Deployed to the region by the national leadership, Lekota was seen by local ANC leaders as an outsider and a threat. In 1994 he lost the vote for leader of the ANC to Pat Matosa; subsequent bids by him to secure a place in the provincial executive failed.
While his rivals turned the party machinery against him, he also stands accused of using his position against his enemies – to the detriment of the ANC, the provincial government and the people of the region.
The NWC’s decision – to be ratified by the ANC’s National Executive Committee (NEC) this weekend – helps Lekota in several ways. Disciplinary proceedings against him in the wake of comments he made attacking Free State ANC leaders on a radio broadcast have been halted, while investigations into allegations of fraud and corruption involving certain MECs will continue. (Lekota is being sued for R300 000 damages by Godfrey Mayekiso, brother of sacked Housing MEC Vax Mayekiso, for allegedly defaming him during a radio broadcast.)
An NWC task group will oversee an interim committee that will run the ANC in the province and prepare for the congress, which it is expected will be postponed from December until February. Special rules will be drawn up to help ensure the elections are substantially free and fair.
It is hoped this will break the hold Lekota’s rivals have on the party machinery. The expectations are that Lekota will be able to secure his election as provincial leader of the party.
It will then be for congress delegates to decide whether or not the positions of party provincial chair and premier should be unified, as they are in most other ANC-held provinces. If so agreed, the caretaker premier would stand down in favour of Lekota who would then form a new executive.
“At national level people are trying to do what they can to help him while at the same time appearing to be even-handed,” said a source.

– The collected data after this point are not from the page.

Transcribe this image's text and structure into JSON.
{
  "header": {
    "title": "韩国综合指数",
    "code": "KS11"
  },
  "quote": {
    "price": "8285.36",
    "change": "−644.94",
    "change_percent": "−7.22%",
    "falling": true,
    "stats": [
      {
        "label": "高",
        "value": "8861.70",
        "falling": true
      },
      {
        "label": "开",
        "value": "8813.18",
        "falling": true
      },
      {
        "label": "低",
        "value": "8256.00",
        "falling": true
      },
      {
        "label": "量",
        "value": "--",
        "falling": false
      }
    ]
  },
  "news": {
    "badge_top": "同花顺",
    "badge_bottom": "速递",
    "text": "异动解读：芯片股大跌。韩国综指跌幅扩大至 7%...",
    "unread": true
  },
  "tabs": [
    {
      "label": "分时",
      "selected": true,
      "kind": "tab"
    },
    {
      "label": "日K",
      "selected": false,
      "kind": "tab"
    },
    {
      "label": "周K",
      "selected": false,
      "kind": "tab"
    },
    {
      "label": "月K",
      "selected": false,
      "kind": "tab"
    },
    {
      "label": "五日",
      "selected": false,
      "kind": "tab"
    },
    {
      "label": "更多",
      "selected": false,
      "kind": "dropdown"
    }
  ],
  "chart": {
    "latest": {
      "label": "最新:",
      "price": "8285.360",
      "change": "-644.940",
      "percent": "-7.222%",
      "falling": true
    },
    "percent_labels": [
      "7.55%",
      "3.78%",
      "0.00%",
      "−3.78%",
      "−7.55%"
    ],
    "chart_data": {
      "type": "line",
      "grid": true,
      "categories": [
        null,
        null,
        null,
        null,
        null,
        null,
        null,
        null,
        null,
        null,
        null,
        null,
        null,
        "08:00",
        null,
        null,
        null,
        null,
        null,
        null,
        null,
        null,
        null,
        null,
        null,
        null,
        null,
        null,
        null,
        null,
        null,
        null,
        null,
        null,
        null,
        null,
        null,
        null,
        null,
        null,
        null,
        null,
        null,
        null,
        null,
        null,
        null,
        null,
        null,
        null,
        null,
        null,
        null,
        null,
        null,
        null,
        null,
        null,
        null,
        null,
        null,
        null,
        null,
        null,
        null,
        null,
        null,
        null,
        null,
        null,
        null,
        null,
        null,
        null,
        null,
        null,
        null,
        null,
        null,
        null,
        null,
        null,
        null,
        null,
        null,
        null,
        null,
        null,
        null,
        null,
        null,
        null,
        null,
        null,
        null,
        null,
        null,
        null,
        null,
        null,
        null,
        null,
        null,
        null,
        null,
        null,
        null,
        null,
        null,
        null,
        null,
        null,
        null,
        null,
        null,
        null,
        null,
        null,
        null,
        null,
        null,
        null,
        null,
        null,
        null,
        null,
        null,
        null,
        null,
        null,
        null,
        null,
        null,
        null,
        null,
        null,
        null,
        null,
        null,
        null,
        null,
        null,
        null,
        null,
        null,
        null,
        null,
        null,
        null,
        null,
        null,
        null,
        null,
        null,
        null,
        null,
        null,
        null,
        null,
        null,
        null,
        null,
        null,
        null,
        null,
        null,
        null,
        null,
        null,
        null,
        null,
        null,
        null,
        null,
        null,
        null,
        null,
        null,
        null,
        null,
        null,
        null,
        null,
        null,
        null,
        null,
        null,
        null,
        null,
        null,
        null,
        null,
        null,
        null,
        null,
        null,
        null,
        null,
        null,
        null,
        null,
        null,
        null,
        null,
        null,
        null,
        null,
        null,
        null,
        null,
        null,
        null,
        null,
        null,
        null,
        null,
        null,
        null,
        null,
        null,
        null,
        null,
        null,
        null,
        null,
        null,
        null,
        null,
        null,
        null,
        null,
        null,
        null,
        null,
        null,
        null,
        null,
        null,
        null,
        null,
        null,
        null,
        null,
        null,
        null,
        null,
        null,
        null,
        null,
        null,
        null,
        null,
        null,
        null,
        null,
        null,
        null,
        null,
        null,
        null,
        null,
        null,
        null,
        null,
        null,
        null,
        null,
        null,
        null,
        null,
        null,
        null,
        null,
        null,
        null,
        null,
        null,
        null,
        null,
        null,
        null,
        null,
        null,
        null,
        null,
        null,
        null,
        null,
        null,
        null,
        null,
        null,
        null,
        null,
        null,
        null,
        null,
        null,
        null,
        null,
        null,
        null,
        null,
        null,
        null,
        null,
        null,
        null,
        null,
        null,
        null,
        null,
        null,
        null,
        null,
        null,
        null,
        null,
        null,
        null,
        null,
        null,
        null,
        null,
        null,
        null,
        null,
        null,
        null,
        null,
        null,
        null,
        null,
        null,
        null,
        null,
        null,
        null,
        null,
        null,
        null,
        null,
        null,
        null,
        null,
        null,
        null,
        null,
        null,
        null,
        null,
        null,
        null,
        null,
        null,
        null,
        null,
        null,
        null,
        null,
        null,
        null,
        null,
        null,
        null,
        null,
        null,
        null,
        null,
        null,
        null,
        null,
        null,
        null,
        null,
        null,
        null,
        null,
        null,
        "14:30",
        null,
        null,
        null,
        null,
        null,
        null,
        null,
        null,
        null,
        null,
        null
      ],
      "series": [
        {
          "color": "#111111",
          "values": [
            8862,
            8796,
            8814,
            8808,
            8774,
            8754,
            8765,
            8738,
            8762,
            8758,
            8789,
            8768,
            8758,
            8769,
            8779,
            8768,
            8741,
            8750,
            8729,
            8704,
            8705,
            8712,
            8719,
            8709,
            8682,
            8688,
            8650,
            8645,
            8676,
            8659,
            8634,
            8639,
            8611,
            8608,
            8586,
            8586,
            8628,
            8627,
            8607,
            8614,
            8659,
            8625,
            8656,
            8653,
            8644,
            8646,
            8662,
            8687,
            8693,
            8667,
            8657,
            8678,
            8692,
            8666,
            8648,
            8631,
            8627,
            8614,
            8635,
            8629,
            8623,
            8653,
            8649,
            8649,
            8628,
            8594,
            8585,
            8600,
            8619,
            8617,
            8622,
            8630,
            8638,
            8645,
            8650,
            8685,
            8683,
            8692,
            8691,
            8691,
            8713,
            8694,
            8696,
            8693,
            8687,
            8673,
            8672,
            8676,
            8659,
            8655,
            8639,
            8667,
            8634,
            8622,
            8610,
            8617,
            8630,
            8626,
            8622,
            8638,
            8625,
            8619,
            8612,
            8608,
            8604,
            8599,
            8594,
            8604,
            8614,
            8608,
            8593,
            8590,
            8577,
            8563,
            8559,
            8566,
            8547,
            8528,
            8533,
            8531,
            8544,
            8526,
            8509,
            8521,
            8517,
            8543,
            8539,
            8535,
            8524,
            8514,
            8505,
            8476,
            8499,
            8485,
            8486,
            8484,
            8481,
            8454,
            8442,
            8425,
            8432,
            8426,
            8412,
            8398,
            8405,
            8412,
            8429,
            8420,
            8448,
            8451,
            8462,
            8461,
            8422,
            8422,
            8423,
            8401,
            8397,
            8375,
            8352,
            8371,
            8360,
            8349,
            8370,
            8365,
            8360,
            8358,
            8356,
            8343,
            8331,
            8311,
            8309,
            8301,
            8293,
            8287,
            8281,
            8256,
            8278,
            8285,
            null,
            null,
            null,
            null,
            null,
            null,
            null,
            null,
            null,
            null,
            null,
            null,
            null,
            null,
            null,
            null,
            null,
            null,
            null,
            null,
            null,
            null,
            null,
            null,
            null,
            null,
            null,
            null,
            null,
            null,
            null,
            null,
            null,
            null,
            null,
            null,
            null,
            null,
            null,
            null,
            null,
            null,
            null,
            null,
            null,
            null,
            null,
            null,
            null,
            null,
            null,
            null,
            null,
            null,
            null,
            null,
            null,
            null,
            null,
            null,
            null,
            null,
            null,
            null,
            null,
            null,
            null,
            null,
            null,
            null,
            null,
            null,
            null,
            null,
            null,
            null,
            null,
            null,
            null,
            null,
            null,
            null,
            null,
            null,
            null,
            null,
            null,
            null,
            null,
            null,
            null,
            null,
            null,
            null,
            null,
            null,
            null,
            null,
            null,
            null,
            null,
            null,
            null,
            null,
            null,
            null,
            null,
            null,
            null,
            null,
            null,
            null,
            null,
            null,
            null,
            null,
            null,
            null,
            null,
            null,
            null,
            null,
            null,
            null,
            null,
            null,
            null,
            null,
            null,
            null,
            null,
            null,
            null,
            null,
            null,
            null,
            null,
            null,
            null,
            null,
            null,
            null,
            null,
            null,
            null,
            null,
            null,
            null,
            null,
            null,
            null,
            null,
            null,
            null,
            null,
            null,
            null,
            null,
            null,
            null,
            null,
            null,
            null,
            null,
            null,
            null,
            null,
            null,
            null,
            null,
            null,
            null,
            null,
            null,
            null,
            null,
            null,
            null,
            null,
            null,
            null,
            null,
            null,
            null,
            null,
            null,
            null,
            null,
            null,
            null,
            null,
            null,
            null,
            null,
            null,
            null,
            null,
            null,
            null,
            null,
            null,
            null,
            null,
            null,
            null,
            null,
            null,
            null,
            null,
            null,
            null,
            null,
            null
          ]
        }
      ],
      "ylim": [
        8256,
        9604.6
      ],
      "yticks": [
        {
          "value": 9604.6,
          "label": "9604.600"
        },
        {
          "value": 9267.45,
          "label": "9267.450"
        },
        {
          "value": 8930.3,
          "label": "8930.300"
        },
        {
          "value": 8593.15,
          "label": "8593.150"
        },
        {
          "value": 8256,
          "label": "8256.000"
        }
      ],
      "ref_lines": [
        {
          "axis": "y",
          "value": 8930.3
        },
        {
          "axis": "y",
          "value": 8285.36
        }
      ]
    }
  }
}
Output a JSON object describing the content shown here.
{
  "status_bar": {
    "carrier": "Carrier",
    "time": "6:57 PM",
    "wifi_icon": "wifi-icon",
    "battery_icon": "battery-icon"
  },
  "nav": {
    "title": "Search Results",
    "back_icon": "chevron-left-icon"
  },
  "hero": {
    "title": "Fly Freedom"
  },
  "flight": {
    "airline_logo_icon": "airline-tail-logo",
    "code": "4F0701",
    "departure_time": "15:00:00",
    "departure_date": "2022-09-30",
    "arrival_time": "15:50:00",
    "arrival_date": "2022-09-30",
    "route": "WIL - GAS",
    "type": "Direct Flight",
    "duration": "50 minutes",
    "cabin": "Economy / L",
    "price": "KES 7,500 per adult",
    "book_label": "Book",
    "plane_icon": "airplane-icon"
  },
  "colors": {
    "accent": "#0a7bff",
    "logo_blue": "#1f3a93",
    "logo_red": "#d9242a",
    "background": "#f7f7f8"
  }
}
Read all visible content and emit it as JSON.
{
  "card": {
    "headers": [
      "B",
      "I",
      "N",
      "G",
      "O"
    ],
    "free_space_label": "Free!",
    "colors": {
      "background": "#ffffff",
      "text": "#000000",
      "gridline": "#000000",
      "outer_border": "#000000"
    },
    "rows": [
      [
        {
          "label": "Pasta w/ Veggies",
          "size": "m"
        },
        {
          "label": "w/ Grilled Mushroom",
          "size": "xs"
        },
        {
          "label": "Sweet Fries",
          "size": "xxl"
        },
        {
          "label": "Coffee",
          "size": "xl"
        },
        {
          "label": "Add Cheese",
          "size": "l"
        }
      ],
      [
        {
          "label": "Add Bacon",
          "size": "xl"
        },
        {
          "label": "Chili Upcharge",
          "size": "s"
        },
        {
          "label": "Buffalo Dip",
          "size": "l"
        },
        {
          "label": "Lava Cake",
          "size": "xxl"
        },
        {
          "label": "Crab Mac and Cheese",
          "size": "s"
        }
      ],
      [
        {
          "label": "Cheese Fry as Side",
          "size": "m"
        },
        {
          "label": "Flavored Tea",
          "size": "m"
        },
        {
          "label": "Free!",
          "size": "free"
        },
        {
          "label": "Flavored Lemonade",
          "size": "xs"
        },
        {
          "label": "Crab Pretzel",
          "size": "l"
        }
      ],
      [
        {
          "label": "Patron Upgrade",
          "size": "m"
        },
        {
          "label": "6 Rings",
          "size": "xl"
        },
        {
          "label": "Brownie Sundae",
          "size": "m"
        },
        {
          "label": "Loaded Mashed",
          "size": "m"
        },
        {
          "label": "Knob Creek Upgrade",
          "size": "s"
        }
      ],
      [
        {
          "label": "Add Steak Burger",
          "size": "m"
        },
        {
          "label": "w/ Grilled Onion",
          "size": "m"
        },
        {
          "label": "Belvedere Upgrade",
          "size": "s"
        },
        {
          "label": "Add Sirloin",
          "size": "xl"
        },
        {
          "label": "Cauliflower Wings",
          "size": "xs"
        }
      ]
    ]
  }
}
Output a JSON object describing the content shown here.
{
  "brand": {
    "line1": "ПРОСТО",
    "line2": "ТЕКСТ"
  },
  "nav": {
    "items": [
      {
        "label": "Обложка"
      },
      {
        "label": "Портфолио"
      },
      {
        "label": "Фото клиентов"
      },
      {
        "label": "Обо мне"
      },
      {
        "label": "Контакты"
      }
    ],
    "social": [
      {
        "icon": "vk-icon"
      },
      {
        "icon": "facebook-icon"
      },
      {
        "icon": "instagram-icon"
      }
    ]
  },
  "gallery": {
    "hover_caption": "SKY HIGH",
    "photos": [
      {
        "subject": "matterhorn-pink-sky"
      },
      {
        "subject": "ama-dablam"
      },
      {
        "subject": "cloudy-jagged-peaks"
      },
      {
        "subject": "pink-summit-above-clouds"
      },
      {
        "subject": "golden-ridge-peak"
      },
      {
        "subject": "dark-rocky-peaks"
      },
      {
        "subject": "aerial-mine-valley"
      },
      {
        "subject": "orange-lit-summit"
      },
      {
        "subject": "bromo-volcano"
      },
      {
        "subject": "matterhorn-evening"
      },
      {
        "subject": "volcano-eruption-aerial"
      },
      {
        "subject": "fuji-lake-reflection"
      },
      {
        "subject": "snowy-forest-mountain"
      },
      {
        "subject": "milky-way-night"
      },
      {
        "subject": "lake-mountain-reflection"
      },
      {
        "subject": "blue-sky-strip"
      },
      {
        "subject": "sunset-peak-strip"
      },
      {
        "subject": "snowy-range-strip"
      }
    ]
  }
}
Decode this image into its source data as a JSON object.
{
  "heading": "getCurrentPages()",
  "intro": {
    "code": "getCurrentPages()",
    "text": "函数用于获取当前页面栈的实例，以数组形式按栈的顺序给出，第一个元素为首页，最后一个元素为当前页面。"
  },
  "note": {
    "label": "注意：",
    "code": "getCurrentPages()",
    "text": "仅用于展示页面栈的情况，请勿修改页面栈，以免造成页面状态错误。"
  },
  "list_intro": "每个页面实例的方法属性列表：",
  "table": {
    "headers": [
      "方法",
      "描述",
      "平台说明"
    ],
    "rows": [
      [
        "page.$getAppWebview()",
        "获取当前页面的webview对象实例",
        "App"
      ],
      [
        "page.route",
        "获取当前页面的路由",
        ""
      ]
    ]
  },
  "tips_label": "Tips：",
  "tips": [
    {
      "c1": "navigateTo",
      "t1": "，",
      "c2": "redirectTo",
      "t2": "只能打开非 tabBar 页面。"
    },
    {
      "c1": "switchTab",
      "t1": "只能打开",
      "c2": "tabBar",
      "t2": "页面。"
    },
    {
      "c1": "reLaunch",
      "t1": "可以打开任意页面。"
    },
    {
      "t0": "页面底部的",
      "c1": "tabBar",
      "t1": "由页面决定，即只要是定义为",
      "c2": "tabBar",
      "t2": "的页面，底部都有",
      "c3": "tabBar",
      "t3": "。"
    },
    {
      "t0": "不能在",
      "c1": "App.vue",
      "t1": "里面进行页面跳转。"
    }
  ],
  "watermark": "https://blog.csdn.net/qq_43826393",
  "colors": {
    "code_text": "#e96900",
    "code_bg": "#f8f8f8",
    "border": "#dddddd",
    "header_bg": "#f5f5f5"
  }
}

ANC membership in the region has plummeted, contrary to what one would expect in the run-up to a party conference. Lekota’s supporters have accused the party leadership of withholding membership cards from new recruits so as to influence the outcome of the vote.
ANC chair Jacob Zuma will lead a national leadership delegation to Welkom on Sunday to brief a Free State provincial general council meeting fully aware of the decision and its implications.
The meeting will be guided on who will be eligible for election to replace Lekota and members of his provincial executive.
While Lekota’s supporters were this week optimistic Lekota would be able immediately to stand for the position, NWC sources told the Mail & Guardian none of the players contaminated by the region’s two-year power struggle would be eligible for the interim leadership positions.
The names of two national assembly MPs were this week being mooted as possible replacements for Lekota as caretaker premier. They are Sekhopi Malebo, who shares a United Democratic Front background with Lekota and was the first chairperson of the ANC in the Southern Free State region and Zingile Dingani, who took over from Gill Marcus as chair of Parliament’s joint standing committee on finance, a former deputy chair of the southern Free State region. They would first have to become members of the provincial legislature but it is understood there are mechanisms to achieve this.
It was stressed, however, that a new premier and replacements for all or some of the 10 ANC members of Lekota’s provincial executive would serve for an interim period only.
Key players were this week heeding an injunction by the NWC that they refrain from making press statements. Sources close to the Matosa faction were, however, insisting that Lekota was not as clean as he was projecting himself to be in his anti- corruption crusade.